La primera novela
Irónicamente protagonizada por un joven actor de telenovelas ahogado en una vida resignada en la retórica de la simulación, Construcción de la mentira es la primera novela de Gonzalo Heredia.
Maximiliano Crespi

¿Para qué sirve la verdad? La pregunta (a la que otro actor y escritor, Bertolt Brecht, respondió políticamente hace ya casi un siglo) inquieta existencialmente al personaje central de Construcción de la mentira. Sobre esa suerte de maquinación moral se construye —y en cierta medida gira en falso— la primera novela de Gonzalo Heredia, irónicamente protagonizada por un joven actor de telenovelas ahogado en una vida resignada en la retórica de la simulación.

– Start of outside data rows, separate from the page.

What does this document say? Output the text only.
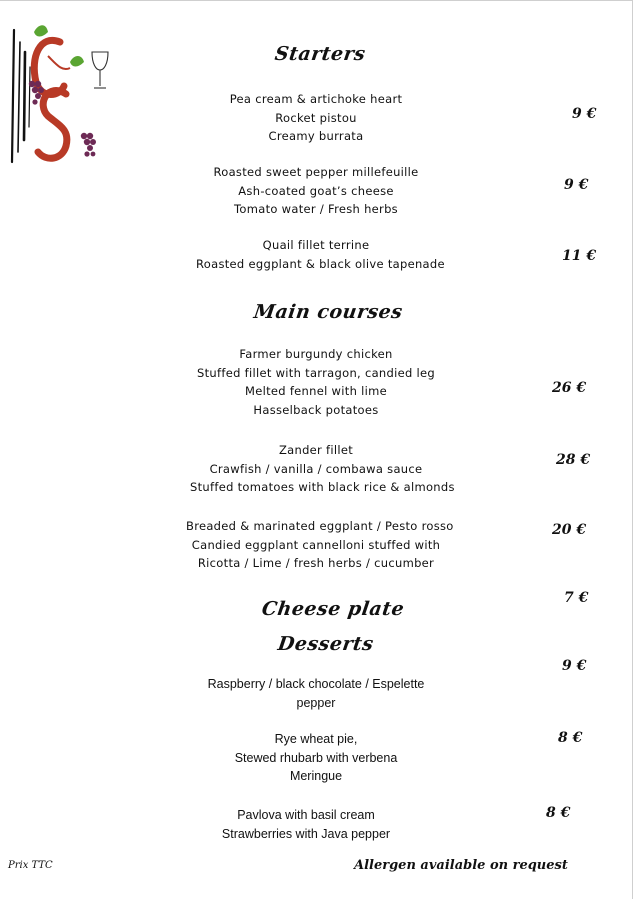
Starters
Pea cream & artichoke heart
Rocket pistou
Creamy burrata
9 €
Roasted sweet pepper millefeuille
Ash-coated goat’s cheese
Tomato water / Fresh herbs
9 €
Quail fillet terrine
Roasted eggplant & black olive tapenade	11 €
Main courses
Farmer burgundy chicken
Stuffed fillet with tarragon, candied leg
Melted fennel with lime
Hasselback potatoes
26 €
Zander fillet
Crawfish / vanilla / combawa sauce
Stuffed tomatoes with black rice & almonds
28 €
Breaded & marinated eggplant / Pesto rosso
Candied eggplant cannelloni stuffed with
Ricotta / Lime / fresh herbs / cucumber
20 €
Cheese plate	7 €
Desserts
Raspberry / black chocolate / Espelette
pepper
9 €
Rye wheat pie,
Stewed rhubarb with verbena
Meringue
8 €
Pavlova with basil cream
Strawberries with Java pepper
8 €
Prix TTC	Allergen available on request
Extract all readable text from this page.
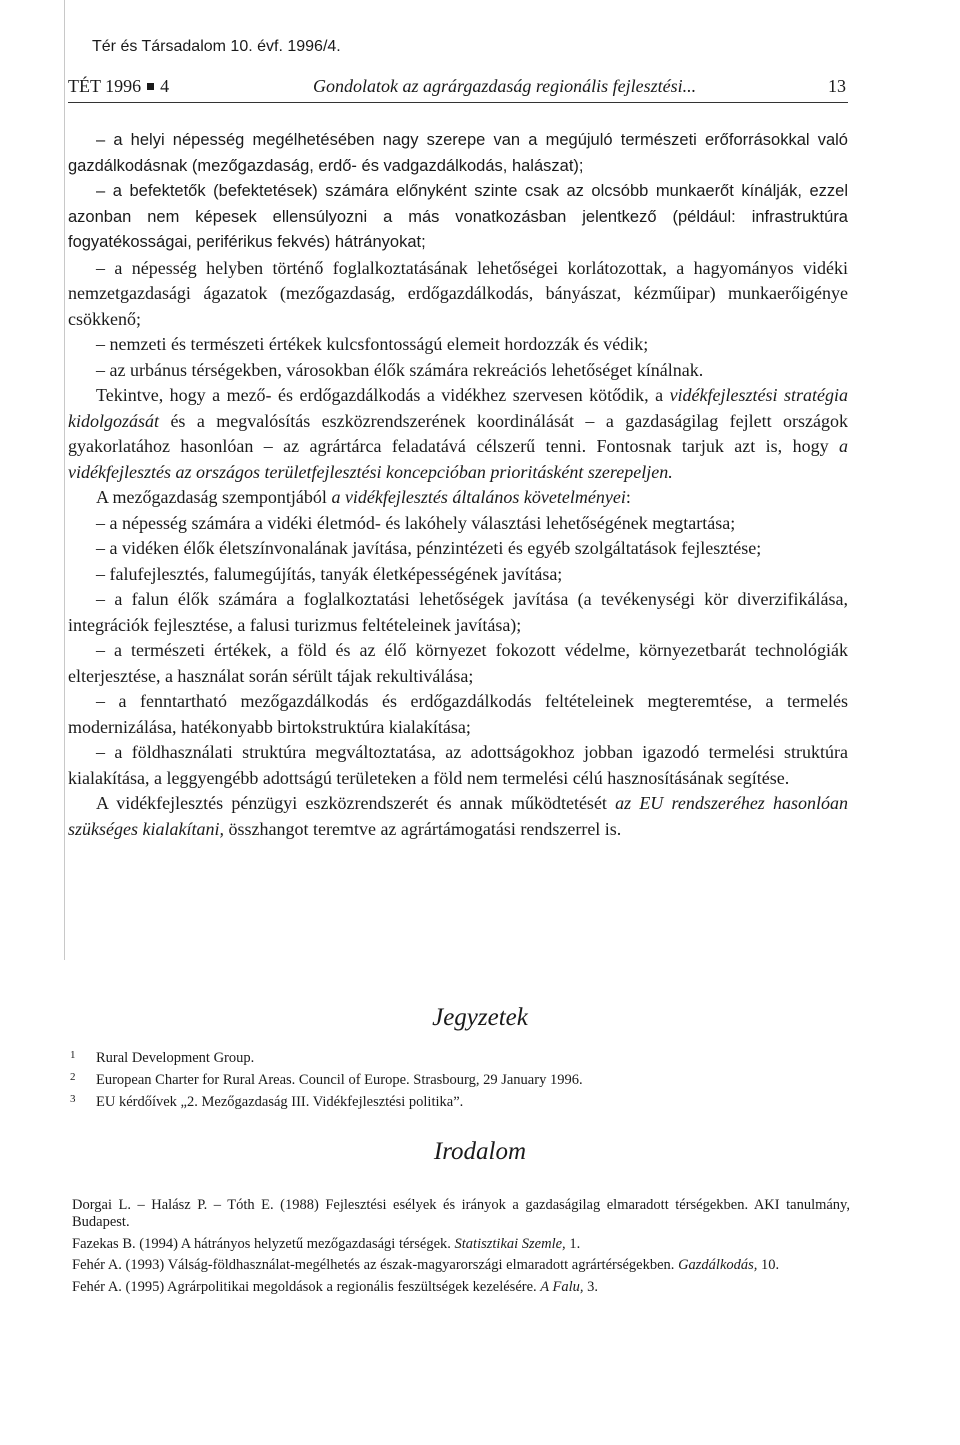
Tér és Társadalom 10. évf. 1996/4.
TÉT 1996 4	Gondolatok az agrárgazdaság regionális fejlesztési...	13

– a helyi népesség megélhetésében nagy szerepe van a megújuló természeti erőforrásokkal való gazdálkodásnak (mezőgazdaság, erdő- és vadgazdálkodás, halászat);

– a befektetők (befektetések) számára előnyként szinte csak az olcsóbb munkaerőt kínálják, ezzel azonban nem képesek ellensúlyozni a más vonatkozásban jelentkező (például: infrastruktúra fogyatékosságai, periférikus fekvés) hátrányokat;

– a népesség helyben történő foglalkoztatásának lehetőségei korlátozottak, a hagyományos vidéki nemzetgazdasági ágazatok (mezőgazdaság, erdőgazdálkodás, bányászat, kézműipar) munkaerőigénye csökkenő;

– nemzeti és természeti értékek kulcsfontosságú elemeit hordozzák és védik;

– az urbánus térségekben, városokban élők számára rekreációs lehetőséget kínálnak.

Tekintve, hogy a mező- és erdőgazdálkodás a vidékhez szervesen kötődik, a vidékfejlesztési stratégia kidolgozását és a megvalósítás eszközrendszerének koordinálását – a gazdaságilag fejlett országok gyakorlatához hasonlóan – az agrártárca feladatává célszerű tenni. Fontosnak tarjuk azt is, hogy a vidékfejlesztés az országos területfejlesztési koncepcióban prioritásként szerepeljen.

A mezőgazdaság szempontjából a vidékfejlesztés általános követelményei:

– a népesség számára a vidéki életmód- és lakóhely választási lehetőségének megtartása;

– a vidéken élők életszínvonalának javítása, pénzintézeti és egyéb szolgáltatások fejlesztése;

– falufejlesztés, falumegújítás, tanyák életképességének javítása;

– a falun élők számára a foglalkoztatási lehetőségek javítása (a tevékenységi kör diverzifikálása, integrációk fejlesztése, a falusi turizmus feltételeinek javítása);

– a természeti értékek, a föld és az élő környezet fokozott védelme, környezetbarát technológiák elterjesztése, a használat során sérült tájak rekultiválása;

– a fenntartható mezőgazdálkodás és erdőgazdálkodás feltételeinek megteremtése, a termelés modernizálása, hatékonyabb birtokstruktúra kialakítása;

– a földhasználati struktúra megváltoztatása, az adottságokhoz jobban igazodó termelési struktúra kialakítása, a leggyengébb adottságú területeken a föld nem termelési célú hasznosításának segítése.

A vidékfejlesztés pénzügyi eszközrendszerét és annak működtetését az EU rendszeréhez hasonlóan szükséges kialakítani, összhangot teremtve az agrártámogatási rendszerrel is.

Jegyzetek
1 Rural Development Group.
2 European Charter for Rural Areas. Council of Europe. Strasbourg, 29 January 1996.
3 EU kérdőívek „2. Mezőgazdaság III. Vidékfejlesztési politika”.
Irodalom
Dorgai L. – Halász P. – Tóth E. (1988) Fejlesztési esélyek és irányok a gazdaságilag elmaradott térségekben. AKI tanulmány, Budapest.
Fazekas B. (1994) A hátrányos helyzetű mezőgazdasági térségek. Statisztikai Szemle, 1.
Fehér A. (1993) Válság-földhasználat-megélhetés az észak-magyarországi elmaradott agrártérségekben. Gazdálkodás, 10.
Fehér A. (1995) Agrárpolitikai megoldások a regionális feszültségek kezelésére. A Falu, 3.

Lo construido es de vidrio: pantalla. La lógica de acumulación narrativa replica la horma del relato televisivo: se afirma machacona, insistente, monotemática, tediosa. Las escenas de agobio se vuelven aún más agobiantes en el lugar común: personajes una y otra vez asediados por las fotos, fingiendo y sobrefingiendo sonrisas, obsesionándose con su proyección mediática, arrastrados por la maquinaria comercial de “hacer presencias”, imitándose a sí mismos para satisfacer la demanda del mercado del espectáculo.
En ese escenario, la afectación se apodera de la ficción. El contraste lo hace visible: el narrador describe la secuencia de escenas desde una posición distante (y no exenta de cierto cinismo), casi como si dirigiera la película de una vida que no le pertenece o que se le ha vuelto extraña. Su interpretación de los gestos, las insinuaciones y las palabras de los otros —sean personajes estelares (Bé, el nene, Natalia, Romina, Julián, Roger o la Diva) o sean “extras” (los que tienen “cara de…”)— es punzante y cerebral; su inscripción en las relaciones intersubjetivas de la novela es sobria, especulada y formal —siempre un nuevo papel en el contexto de esa serie de papeles que organizan la ficción de su vida atándolo a un asfixiante juego de rol.

Los diálogos directos se presentan a su vez rasurados y preproducidos: medidos con precisión minimalista, como si los participantes estuvieran —especialmente en las escenas de intimidad— más interesados por impostar inteligencia que por entablar y sostener un diálogo (o la ficción de un diálogo) que comprometa algo de lo afectivo. El hecho no sólo agrieta el verosímil de las relaciones y las escenas novelescas. También convierte a los personajes (incluido el propio narrador) en autómatas, marionetas cristalizadas en poses artificiales, criaturas reprimidas y purgadas de toda carnadura real, “presencias sin fisuras”, sin margen para para el exceso, para la vacilación o para el exabrupto.
La tensión dramática se sostiene en efecto más en la táctica fría y ajedrecística que en la tensión propia de la intriga amorosa. Y es justo que así sea: la de Heredia es una ficción calculada. No busca empatizar con sensiblerías. No gestiona golpes de efecto ni recursos demagógicos. Hace un relato consecuente, que pone en escena lo artificioso de esa otra ficción que otros —los que sólo viven en presente— suelen confundir con la vida.